Voglio proporvi un gioco. Fate una lista delle cose che desiderate.

Ordinatela secondo quello che desiderate di più. Siate sinceri, tanto la lista la vedete solo voi: ordinate le cose secondo il vostro desiderio di pancia, non secondo come pensate dovrebbero essere ordinate per fare di voi dei fighi. E se il gelato al cioccolato sta sopra crearsi una famiglia, vuol dire che avete fatto una buona lista.

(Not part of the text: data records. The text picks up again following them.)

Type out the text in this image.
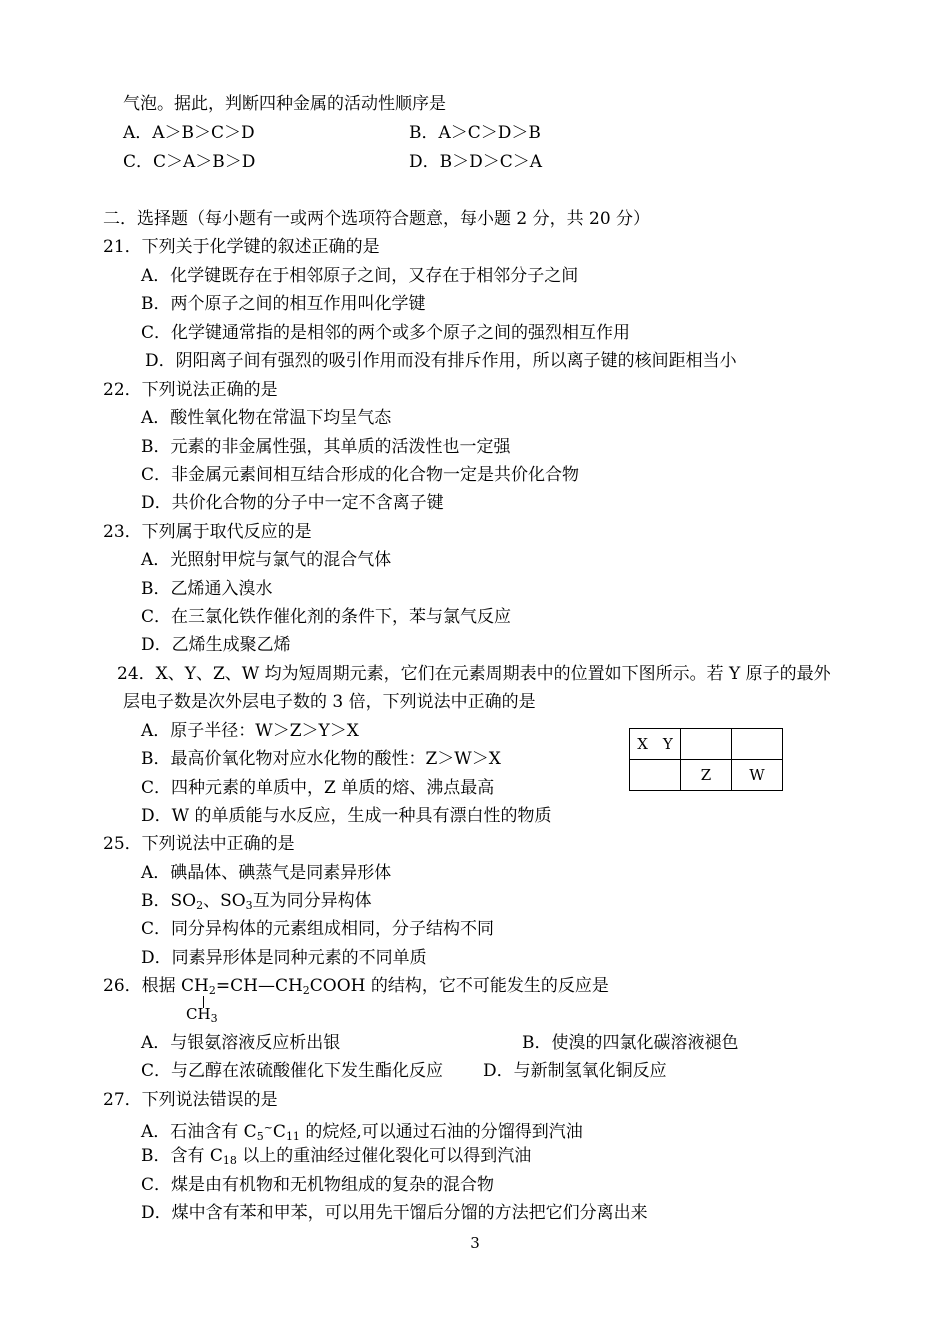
气泡。据此，判断四种金属的活动性顺序是
A．A＞B＞C＞D	B．A＞C＞D＞B
C．C＞A＞B＞D	D．B＞D＞C＞A
二．选择题（每小题有一或两个选项符合题意，每小题 2 分，共 20 分）
21．下列关于化学键的叙述正确的是
A．化学键既存在于相邻原子之间，又存在于相邻分子之间
B．两个原子之间的相互作用叫化学键
C．化学键通常指的是相邻的两个或多个原子之间的强烈相互作用
D．阴阳离子间有强烈的吸引作用而没有排斥作用，所以离子键的核间距相当小
22．下列说法正确的是
A．酸性氧化物在常温下均呈气态
B．元素的非金属性强，其单质的活泼性也一定强
C．非金属元素间相互结合形成的化合物一定是共价化合物
D．共价化合物的分子中一定不含离子键
23．下列属于取代反应的是
A．光照射甲烷与氯气的混合气体
B．乙烯通入溴水
C．在三氯化铁作催化剂的条件下，苯与氯气反应
D．乙烯生成聚乙烯
24．X、Y、Z、W 均为短周期元素，它们在元素周期表中的位置如下图所示。若 Y 原子的最外
层电子数是次外层电子数的 3 倍，下列说法中正确的是
A．原子半径：W＞Z＞Y＞X
B．最高价氧化物对应水化物的酸性：Z＞W＞X
C．四种元素的单质中，Z 单质的熔、沸点最高
D．W 的单质能与水反应，生成一种具有漂白性的物质
X　Y		
	Z	W
25．下列说法中正确的是
A．碘晶体、碘蒸气是同素异形体
B．$SO_2$、$SO_3$互为同分异构体
C．同分异构体的元素组成相同，分子结构不同
D．同素异形体是同种元素的不同单质
26．根据 $CH_2=CH—CH_2COOH$ 的结构，它不可能发生的反应是
$CH_3$
A．与银氨溶液反应析出银	B．使溴的四氯化碳溶液褪色
C．与乙醇在浓硫酸催化下发生酯化反应 D．与新制氢氧化铜反应
27．下列说法错误的是
A．石油含有 $C_5^\sim C_{11}$ 的烷烃,可以通过石油的分馏得到汽油
B．含有 $C_{18}$ 以上的重油经过催化裂化可以得到汽油
C．煤是由有机物和无机物组成的复杂的混合物
D．煤中含有苯和甲苯，可以用先干馏后分馏的方法把它们分离出来
3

A questo punto probabilmente nella vostra lista ci saranno diverse voci potenzialmente confliggenti. Del tipo «scopare X» e «arrivare vergine al matrimonio». Ma se le voci non sono strettamente alternative, tipo «mangiare X» e «mangiare Y», allora non cambia nulla comunque: perché la difficoltà è decidere su cosa mettere prima.

Già perché una cosa che non vi ho detto è che nulla garantisce che riusciate a fare tutto quello che avete messo in lista. O che domani non avrete voglia di modificarla la lista. O addirittura di aggiungere cose nuove.

In questo quadro un atteggiamento razionale sarebbe iniziare dalle cose che desideriamo di più. Perché non sappiamo. O meglio: sappiamo poco. E’ proprio questo sapere poco che comincia a confondere le cose. Cominciamo ad ordinare le cose non secondo il desiderio che abbiamo di provarle ma secondo la loro proiezione, la conseguenza, ciò che succederà. E la lista cambia, di parecchio. Posticipiamo, leghiamo, valutiamo. Ma ciò non muta il desiderio. Per cui ci troviamo con una lista che non riflette più il nostro desiderio, ma con un desiderio immutato. E così non scorriamo la lista aggiornandola secondo le cose che viviamo, ma la aggiorniamo secondo l’idea che abbiamo delle cose che dovremmo vivere. E spesso quando le viviamo siamo più concentrati a dimostrare la validità della nostra proiezione dell’esperienza, che a goderci l’esperienza stessa.

Alcuni di voi sono  fra quelli appassionati dell’ordine. Credono di poter stilare non una lista, ma LA lista. Sono sinceramente mossi da filantropia: vorrebbero trovare la soluzione alla questione della lista proponendo un ordine di voci valido per tutti. E allora agiscono appiccicando addosso agli altri le proprie conclusioni. O peggio adottano il metodo della confutazione e della dimostrazione per assurdo: se una cosa non funziona, allora il suo opposto è la scelta giusta. Questi filantropi hanno perso di vista che non è importante la meta ma il viaggio. E che lo stesso viaggio produce la stessa meta, ma significati diversi per ogni viaggiatore. E spesso anche per ogni viaggio.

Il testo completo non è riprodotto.